Cognitive accessibility Survey

There are a fair few myths around concerning web accessibility. One of them is that it is all about blindness. But people with partial sight, Deaf, physically disabled people and people with cognitive and learning disabilities also experience barriers to web accessibility, and to other forms of information for that matter.

In particular little attention has been paid to the large group of people with cognitive and learning impairments by the web world. So I was particularly pleased some time ago to learn that WebAIM, one of my favourite accessibility sites, and one that is highly respected one internationally, was planning some research in this neglected area of accessibility.

This is an area of accessibility which has few standards or recommendations and about which very little research has been done.  As WebAIM says the area of cognitive and learning impairment is complex and accessibility considerations are difficult to identify.

WebAIM has undertaken a project to assist web developers to create web sites that are highly accessible to users with cognitive and learning disabilities. They set out to research recommendations and expert opinion on cognitive web accessibility, test the impact of selected recommendations, implement a set of best practice rules into evaluation tools, and report on findings. They want to implement and report on real strategies that web developers could implement to increase the accessibility of their web pages.

WebAIM conducted a thorough literature review and then used their findings to identify key aspects of design which would be useful to web developers and machine testable. They tested the selected items on a group of users with cognitive and learning impairments.

While they have not yet produced a final report their overview of findings will be useful.

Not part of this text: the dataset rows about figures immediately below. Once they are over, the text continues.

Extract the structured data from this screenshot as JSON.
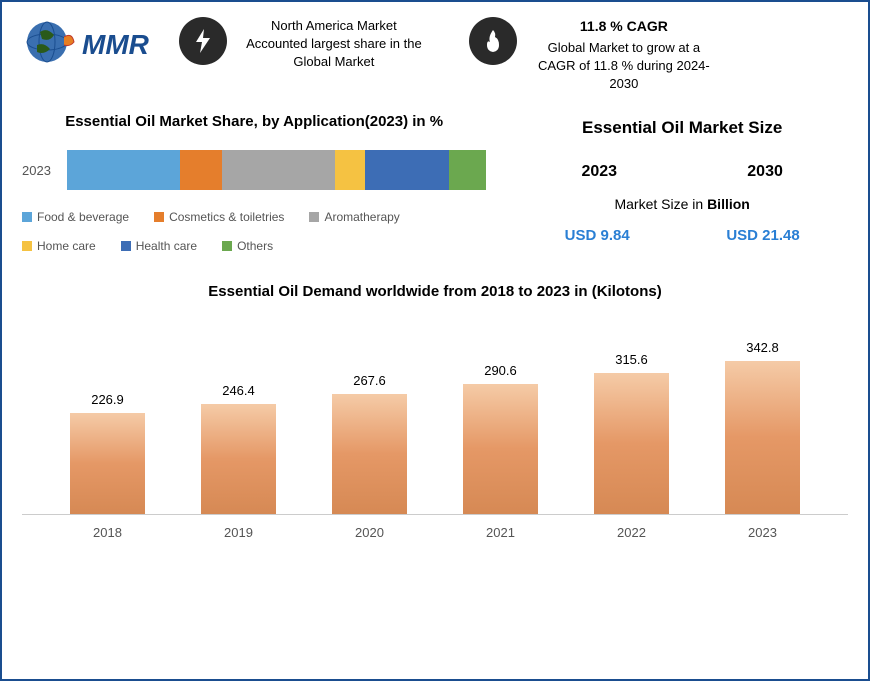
{
  "header": {
    "logo_text": "MMR",
    "info1": {
      "line1": "North America Market",
      "line2": "Accounted largest share in the",
      "line3": "Global Market"
    },
    "info2": {
      "title": "11.8 % CAGR",
      "line1": "Global Market to grow at a",
      "line2": "CAGR of 11.8 % during 2024-",
      "line3": "2030"
    }
  },
  "chart1": {
    "title": "Essential Oil Market Share, by Application(2023) in %",
    "year_label": "2023",
    "segments": [
      {
        "label": "Food & beverage",
        "color": "#5ca5d9",
        "pct": 27
      },
      {
        "label": "Cosmetics & toiletries",
        "color": "#e57e2c",
        "pct": 10
      },
      {
        "label": "Aromatherapy",
        "color": "#a6a6a6",
        "pct": 27
      },
      {
        "label": "Home care",
        "color": "#f5c242",
        "pct": 7
      },
      {
        "label": "Health care",
        "color": "#3d6db5",
        "pct": 20
      },
      {
        "label": "Others",
        "color": "#6ba84f",
        "pct": 9
      }
    ]
  },
  "market_size": {
    "title": "Essential Oil Market Size",
    "year1": "2023",
    "year2": "2030",
    "subtitle_prefix": "Market Size in ",
    "subtitle_bold": "Billion",
    "value1": "USD 9.84",
    "value2": "USD 21.48",
    "value_color": "#2a7fd4"
  },
  "chart2": {
    "title": "Essential Oil Demand worldwide  from 2018 to 2023 in (Kilotons)",
    "max_value": 380,
    "bar_gradient": {
      "top": "#f5cba7",
      "mid": "#e59866",
      "bottom": "#d68954"
    },
    "data": [
      {
        "year": "2018",
        "value": 226.9
      },
      {
        "year": "2019",
        "value": 246.4
      },
      {
        "year": "2020",
        "value": 267.6
      },
      {
        "year": "2021",
        "value": 290.6
      },
      {
        "year": "2022",
        "value": 315.6
      },
      {
        "year": "2023",
        "value": 342.8
      }
    ]
  },
  "colors": {
    "border": "#1a4d8f",
    "icon_bg": "#2a2a2a",
    "icon_fg": "#ffffff"
  }
}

The following observations should be read with the overview of findings

  • Make your page appear easy to use.
  • Simplicity, error recovery, and intuitiveness can increase efficiency and confidence.
  • Keep visual aids clean.
  • A text alternative, a prominent pause feature, and an ability to quickly rewind or replay the video allow users to use multimedia to go at their own pace and take in all of the information.
  • Sometimes making something more visually obvious also makes it so much different that it can be difficult to find.
  • While organizational elements (headings, lists, etc.) can help accessibility, they should be clearly differentiable from other elements.